The petitioner cites H.J. Bernard Realty Co. v. Zoning Board of Review, 96 R.I. 390, 192 A.2d 8. That case dealt with the problem of relief from minimum lot-line regulations and reaffirmed the rule established in Viti v. Zoning Board of Review, 92 R.I. 59, 166 A.2d 211, and followed in Reynolds v. Zoning Board of Review, 95 R.I. 437, 187 A.2d 667, DeFelice v. Zoning Board of Review, 96 R.I. 99, 189 A.2d 685, and Slawson v. Zoning Board of Review, R.I. 217 A.2d 92. The Viti rule does not apply to the facts of the case at bar because, as the court pointed out in H.J. Bernard Realty Co., supra (96 R.I. at 395, 192 A.2d at 11), that rule applies only where the proposed use is a permitted use as distinguished *798 from the limitations on the use one may make of his property. The proposed use here, as we shall point out later in this opinion, is not a permitted use. Having failed to prove unnecessary hardship, it follows that petitioner has failed to prove its right to a variance under § 45-24-19c. In the circumstances petitioner would gain nothing by a remand of this case to the board for findings on this issue. For the reasons which we have stated a variance is not supportable on this record and we do not reach the question whether the other requirements of § 45-24-19c have been met.

We come now to petitioner's contention that the board abused its discretion in denying the application as an exception. It contends that under sec. 32-9 of the revised ordinances its existing nursing home was a nonconforming use. Section 32-9 provides in part: "Any use of property existing at the time of the passage of this chapter that does not conform to the regulations prescribed in this chapter shall be deemed a nonconforming use."

It appears that East Providence adopted a zoning ordinance in 1926 under the general enabling act. In April 1963 there was a reenactment of the zoning ordinance by its revised ordinances when East Providence adopted its new city charter.

The petitioner contends that since its nursing home was in existence prior to April 1963, it became a nonconforming use by virtue of sec. 32-9 and that therefore it was entitled to a special exception under sec. 32-20(3) of the revised ordinances which provides:

"When in its judgment the public convenience and welfare will be substantially served and the appropriate use of neighboring property will not be substantially or permanently injured, the zoning board of review may:
* * *
"(3) Permit the extension of a nonconforming use or building upon the lot occupied by such use or building at time of the passage of this chapter."

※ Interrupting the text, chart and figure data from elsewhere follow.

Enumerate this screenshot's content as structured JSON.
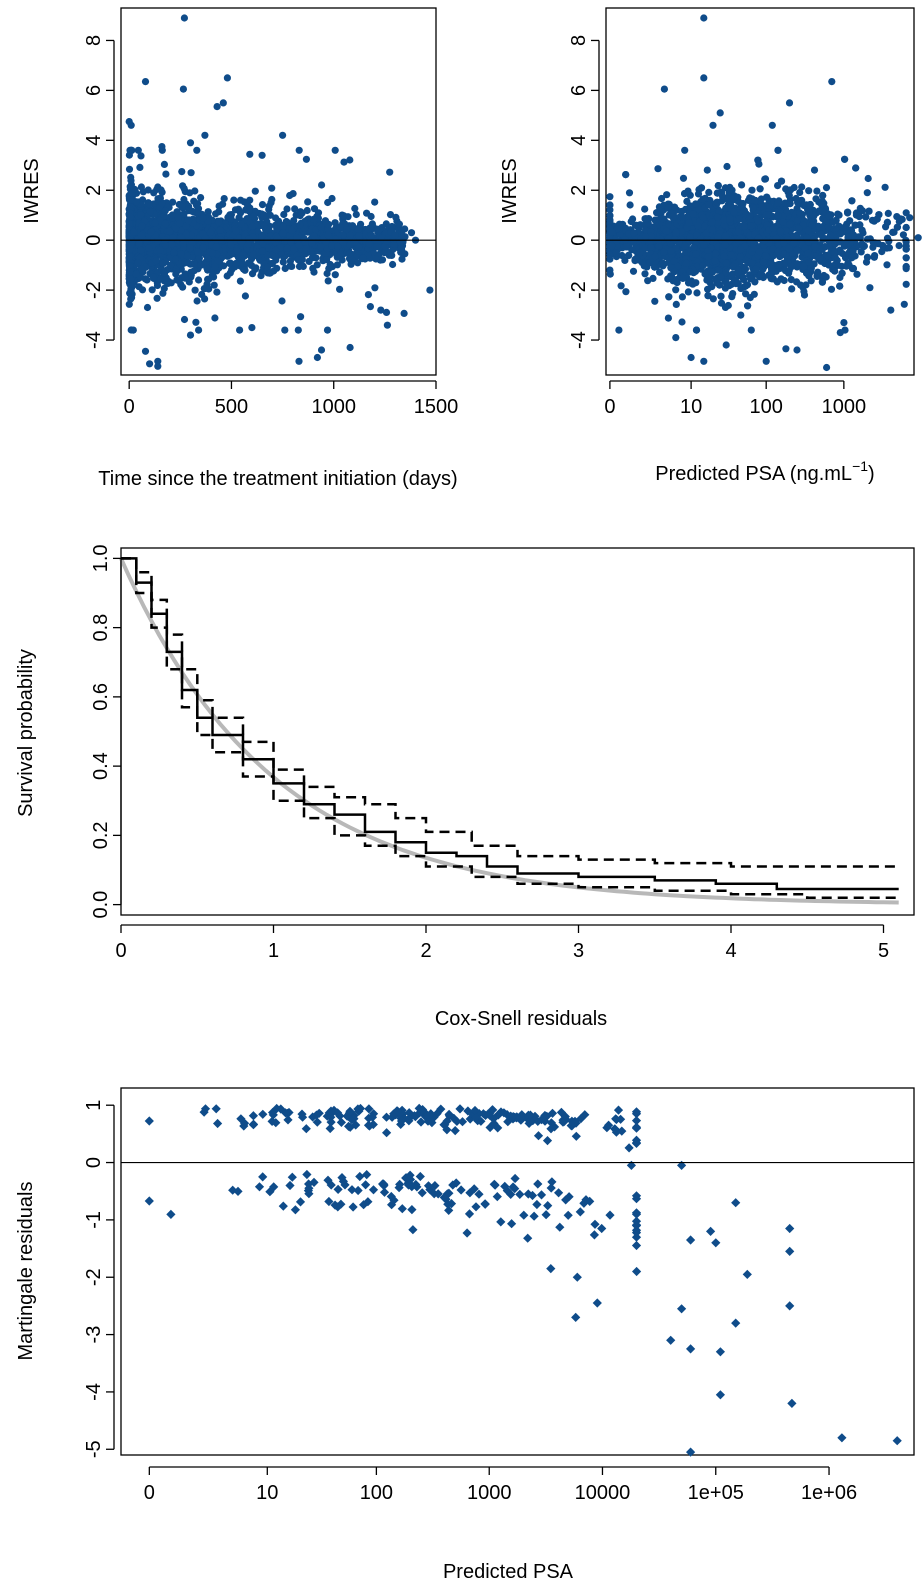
{
  "colors": {
    "points": "#0f4c8a",
    "km": "#000000",
    "exp_curve": "#b8b8b8"
  },
  "chart_data": [
    {
      "type": "scatter",
      "panel": "iwres-vs-time",
      "xlabel": "Time since the treatment initiation (days)",
      "ylabel": "IWRES",
      "xlim": [
        -40,
        1500
      ],
      "ylim": [
        -5.4,
        9.3
      ],
      "xticks": [
        0,
        500,
        1000,
        1500
      ],
      "yticks": [
        -4,
        -2,
        0,
        2,
        4,
        6,
        8
      ],
      "reference_line": 0,
      "outliers": [
        [
          270,
          8.9
        ],
        [
          80,
          6.35
        ],
        [
          480,
          6.5
        ],
        [
          265,
          6.05
        ],
        [
          460,
          5.5
        ],
        [
          430,
          5.35
        ],
        [
          0,
          4.75
        ],
        [
          10,
          4.6
        ],
        [
          750,
          4.2
        ],
        [
          370,
          4.2
        ],
        [
          300,
          3.9
        ],
        [
          160,
          3.75
        ],
        [
          650,
          3.4
        ],
        [
          1470,
          -2.0
        ],
        [
          1230,
          -2.8
        ],
        [
          1080,
          -4.3
        ],
        [
          940,
          -4.4
        ],
        [
          830,
          -4.85
        ],
        [
          140,
          -4.85
        ],
        [
          100,
          -4.95
        ],
        [
          140,
          -5.05
        ],
        [
          80,
          -4.45
        ],
        [
          20,
          -3.6
        ],
        [
          600,
          -3.5
        ],
        [
          300,
          -3.8
        ],
        [
          920,
          -4.7
        ],
        [
          1380,
          0.3
        ],
        [
          1300,
          0.2
        ],
        [
          1400,
          0.0
        ]
      ]
    },
    {
      "type": "scatter",
      "panel": "iwres-vs-predicted-psa",
      "xlabel": "Predicted PSA (ng.mL",
      "xlabel_sup": "−1",
      "xlabel_close": ")",
      "ylabel": "IWRES",
      "xscale": "log10(x+1)",
      "xlim": [
        -0.05,
        3.9
      ],
      "ylim": [
        -5.4,
        9.3
      ],
      "xticks": [
        0,
        10,
        100,
        1000
      ],
      "yticks": [
        -4,
        -2,
        0,
        2,
        4,
        6,
        8
      ],
      "reference_line": 0,
      "outliers": [
        [
          15,
          8.9
        ],
        [
          15,
          6.5
        ],
        [
          4,
          6.05
        ],
        [
          700,
          6.35
        ],
        [
          200,
          5.5
        ],
        [
          25,
          5.1
        ],
        [
          20,
          4.6
        ],
        [
          120,
          4.6
        ],
        [
          2000,
          1.9
        ],
        [
          7000,
          0.9
        ],
        [
          9000,
          0.1
        ],
        [
          600,
          -5.1
        ],
        [
          100,
          -4.85
        ],
        [
          15,
          -4.85
        ],
        [
          10,
          -4.7
        ],
        [
          250,
          -4.4
        ],
        [
          180,
          -4.35
        ],
        [
          900,
          -3.7
        ],
        [
          4000,
          -2.8
        ],
        [
          1000,
          -3.3
        ],
        [
          6,
          -3.9
        ],
        [
          30,
          -4.2
        ]
      ]
    },
    {
      "type": "line",
      "panel": "cox-snell-survival",
      "xlabel": "Cox-Snell residuals",
      "ylabel": "Survival probability",
      "xlim": [
        0,
        5.2
      ],
      "ylim": [
        -0.03,
        1.03
      ],
      "xticks": [
        0,
        1,
        2,
        3,
        4,
        5
      ],
      "yticks": [
        0.0,
        0.2,
        0.4,
        0.6,
        0.8,
        1.0
      ],
      "series": [
        {
          "style": "kaplan-meier",
          "x": [
            0,
            0.1,
            0.2,
            0.3,
            0.4,
            0.5,
            0.6,
            0.8,
            1.0,
            1.2,
            1.4,
            1.6,
            1.8,
            2.0,
            2.2,
            2.4,
            2.6,
            3.0,
            3.5,
            3.9,
            4.3,
            5.1
          ],
          "values": [
            1.0,
            0.93,
            0.84,
            0.73,
            0.62,
            0.54,
            0.49,
            0.42,
            0.35,
            0.29,
            0.26,
            0.21,
            0.18,
            0.15,
            0.14,
            0.11,
            0.09,
            0.08,
            0.07,
            0.06,
            0.045,
            0.045
          ]
        },
        {
          "style": "upper-ci",
          "x": [
            0,
            0.1,
            0.2,
            0.3,
            0.4,
            0.5,
            0.6,
            0.8,
            1.0,
            1.2,
            1.4,
            1.6,
            1.8,
            2.0,
            2.3,
            2.6,
            3.0,
            3.5,
            4.0,
            5.1
          ],
          "values": [
            1.0,
            0.96,
            0.88,
            0.78,
            0.68,
            0.59,
            0.54,
            0.47,
            0.39,
            0.34,
            0.31,
            0.29,
            0.25,
            0.21,
            0.17,
            0.14,
            0.13,
            0.12,
            0.11,
            0.105
          ]
        },
        {
          "style": "lower-ci",
          "x": [
            0,
            0.1,
            0.2,
            0.3,
            0.4,
            0.5,
            0.6,
            0.8,
            1.0,
            1.2,
            1.4,
            1.6,
            1.8,
            2.0,
            2.3,
            2.6,
            3.0,
            3.5,
            4.0,
            4.5,
            5.1
          ],
          "values": [
            1.0,
            0.9,
            0.8,
            0.68,
            0.57,
            0.49,
            0.44,
            0.37,
            0.3,
            0.25,
            0.2,
            0.17,
            0.14,
            0.11,
            0.08,
            0.06,
            0.05,
            0.04,
            0.03,
            0.02,
            0.02
          ]
        },
        {
          "style": "exp(-x)"
        }
      ]
    },
    {
      "type": "scatter",
      "panel": "martingale-vs-psa",
      "xlabel": "Predicted PSA",
      "ylabel": "Martingale residuals",
      "xscale": "log10(x+1)",
      "xlim": [
        -0.25,
        6.75
      ],
      "ylim": [
        -5.1,
        1.3
      ],
      "xticks": [
        "0",
        "10",
        "100",
        "1000",
        "10000",
        "1e+05",
        "1e+06"
      ],
      "yticks": [
        -5,
        -4,
        -3,
        -2,
        -1,
        0,
        1
      ],
      "reference_line": 0,
      "outliers": [
        [
          4000000,
          -4.85
        ],
        [
          1300000,
          -4.8
        ],
        [
          60000,
          -5.05
        ],
        [
          470000,
          -4.2
        ],
        [
          110000,
          -4.05
        ],
        [
          450000,
          -2.5
        ],
        [
          450000,
          -1.55
        ],
        [
          450000,
          -1.15
        ],
        [
          110000,
          -3.3
        ],
        [
          60000,
          -3.25
        ],
        [
          40000,
          -3.1
        ],
        [
          150000,
          -2.8
        ],
        [
          50000,
          -2.55
        ],
        [
          190000,
          -1.95
        ],
        [
          150000,
          -0.7
        ],
        [
          50000,
          -0.05
        ],
        [
          18000,
          -0.05
        ],
        [
          5800,
          -2.7
        ],
        [
          9000,
          -2.45
        ],
        [
          6000,
          -2.0
        ],
        [
          3500,
          -1.85
        ],
        [
          20000,
          -1.9
        ],
        [
          100000,
          -1.4
        ],
        [
          90000,
          -1.2
        ],
        [
          60000,
          -1.35
        ]
      ]
    }
  ]
}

We are not persuaded by petitioner's contention. We believe that petitioner's use continued as a conditionally permitted use under the exception granted in 1959. We also believe that the reenactment of the zoning ordinance in 1963 by its revised ordinances when East Providence adopted its new city charter was not the adoption of a new zoning ordinance so as to make all pure special exceptions and variances theretofore granted by the board legal nonconforming uses. In our judgment the present zoning ordinance is a continuation of the original, and not a new ordinance.

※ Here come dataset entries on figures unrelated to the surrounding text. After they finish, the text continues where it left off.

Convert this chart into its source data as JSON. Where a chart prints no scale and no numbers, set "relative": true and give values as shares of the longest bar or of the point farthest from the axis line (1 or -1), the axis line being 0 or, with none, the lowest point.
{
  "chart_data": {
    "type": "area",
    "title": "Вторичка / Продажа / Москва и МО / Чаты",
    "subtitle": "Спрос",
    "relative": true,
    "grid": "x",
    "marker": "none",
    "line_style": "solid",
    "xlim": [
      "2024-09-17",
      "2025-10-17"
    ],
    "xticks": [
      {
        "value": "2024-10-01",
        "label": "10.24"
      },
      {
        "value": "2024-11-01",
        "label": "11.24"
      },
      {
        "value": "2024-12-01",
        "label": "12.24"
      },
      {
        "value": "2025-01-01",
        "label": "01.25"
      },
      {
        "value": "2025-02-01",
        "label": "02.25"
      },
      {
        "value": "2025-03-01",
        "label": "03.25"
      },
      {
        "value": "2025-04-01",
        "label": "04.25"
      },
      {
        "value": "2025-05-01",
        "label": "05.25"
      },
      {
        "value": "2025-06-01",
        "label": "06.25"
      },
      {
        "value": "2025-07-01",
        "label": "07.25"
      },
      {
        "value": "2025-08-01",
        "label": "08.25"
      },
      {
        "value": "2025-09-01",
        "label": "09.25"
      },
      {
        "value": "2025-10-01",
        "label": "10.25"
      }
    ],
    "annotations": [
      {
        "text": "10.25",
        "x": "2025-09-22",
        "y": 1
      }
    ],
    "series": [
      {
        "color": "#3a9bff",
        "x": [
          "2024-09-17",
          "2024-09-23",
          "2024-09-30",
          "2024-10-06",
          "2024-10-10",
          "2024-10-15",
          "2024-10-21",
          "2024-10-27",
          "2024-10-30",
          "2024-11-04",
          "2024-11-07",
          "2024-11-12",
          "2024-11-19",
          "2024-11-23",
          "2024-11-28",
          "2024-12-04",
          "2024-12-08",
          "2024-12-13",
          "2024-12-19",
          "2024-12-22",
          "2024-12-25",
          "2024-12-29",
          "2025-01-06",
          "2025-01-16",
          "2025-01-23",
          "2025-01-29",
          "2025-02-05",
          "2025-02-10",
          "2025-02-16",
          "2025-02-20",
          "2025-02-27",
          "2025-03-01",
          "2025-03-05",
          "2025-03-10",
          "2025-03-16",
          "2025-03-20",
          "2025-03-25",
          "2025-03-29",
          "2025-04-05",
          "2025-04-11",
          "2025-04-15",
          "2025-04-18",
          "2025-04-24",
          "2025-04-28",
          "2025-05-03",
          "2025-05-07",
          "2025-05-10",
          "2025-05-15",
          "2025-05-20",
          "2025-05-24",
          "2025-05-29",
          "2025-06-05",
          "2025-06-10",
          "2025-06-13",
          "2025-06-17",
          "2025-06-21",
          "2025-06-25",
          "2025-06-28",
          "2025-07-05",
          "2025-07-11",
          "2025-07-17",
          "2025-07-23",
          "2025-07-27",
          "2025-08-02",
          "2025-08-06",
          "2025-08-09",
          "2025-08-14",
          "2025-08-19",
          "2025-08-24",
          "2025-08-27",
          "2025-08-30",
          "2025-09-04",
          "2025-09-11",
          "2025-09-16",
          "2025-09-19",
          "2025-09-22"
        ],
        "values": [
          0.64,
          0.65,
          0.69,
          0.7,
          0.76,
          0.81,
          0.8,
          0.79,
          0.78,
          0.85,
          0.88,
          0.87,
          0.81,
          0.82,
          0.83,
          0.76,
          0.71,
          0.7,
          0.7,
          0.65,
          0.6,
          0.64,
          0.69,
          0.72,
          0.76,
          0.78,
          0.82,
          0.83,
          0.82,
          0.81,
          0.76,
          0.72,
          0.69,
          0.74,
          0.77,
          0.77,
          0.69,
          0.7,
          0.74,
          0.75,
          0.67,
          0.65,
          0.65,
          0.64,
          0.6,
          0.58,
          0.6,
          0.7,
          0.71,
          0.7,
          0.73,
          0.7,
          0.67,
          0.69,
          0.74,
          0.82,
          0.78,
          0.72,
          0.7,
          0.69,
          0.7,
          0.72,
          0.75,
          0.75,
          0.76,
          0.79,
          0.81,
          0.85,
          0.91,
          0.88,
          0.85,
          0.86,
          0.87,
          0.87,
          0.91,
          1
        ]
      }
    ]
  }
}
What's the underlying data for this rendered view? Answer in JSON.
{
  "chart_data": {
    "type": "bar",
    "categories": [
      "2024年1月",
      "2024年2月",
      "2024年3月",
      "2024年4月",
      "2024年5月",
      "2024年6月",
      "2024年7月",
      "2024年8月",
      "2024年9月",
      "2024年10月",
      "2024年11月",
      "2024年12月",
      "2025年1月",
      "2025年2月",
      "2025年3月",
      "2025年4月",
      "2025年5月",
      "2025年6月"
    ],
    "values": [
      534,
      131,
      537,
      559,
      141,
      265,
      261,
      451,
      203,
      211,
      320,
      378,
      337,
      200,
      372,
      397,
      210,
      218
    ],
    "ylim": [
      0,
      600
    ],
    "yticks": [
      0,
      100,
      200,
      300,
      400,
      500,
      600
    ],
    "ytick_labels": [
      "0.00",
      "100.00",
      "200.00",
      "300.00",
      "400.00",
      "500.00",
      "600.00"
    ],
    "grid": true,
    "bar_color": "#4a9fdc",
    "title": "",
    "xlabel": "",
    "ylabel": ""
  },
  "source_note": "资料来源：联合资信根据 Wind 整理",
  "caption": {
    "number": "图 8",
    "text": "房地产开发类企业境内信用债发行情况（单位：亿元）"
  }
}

But assuming, without deciding, that the petitioner's present use is a nonconforming use, as it contends, and assuming further that petitioner's application is governed by the provisions of sec. 32-20(3), on this record petitioner gains nothing for the reason that the board expressly found, after hearing the conflicting evidence of the real estate experts, that "the appropriate use of neighboring property will be substantially or permanently injured" by the proposed use. On certiorari we do not, absent compelling circumstances, weigh the evidence. Champagne v. Zoning Board of Review, 99 R.I. 283, 207 A.2d 50. The board's finding on this issue, being supported by competent evidence, is dispositive of the petitioner's instant contention, because under the terms of the ordinance the board lacked authority to grant the exception in the absence of a finding that the appropriate use of neighboring property would not be substantially or permanently injured thereby. Hazen v. Zoning Board of Review, 90 R.I. 108, 155 A.2d 333.

The petition for certiorari is denied and dismissed, the writ heretofore issued is quashed, the decision of the board is affirmed, and the records certified to this court are ordered returned to the respondent board with our decision endorsed thereon.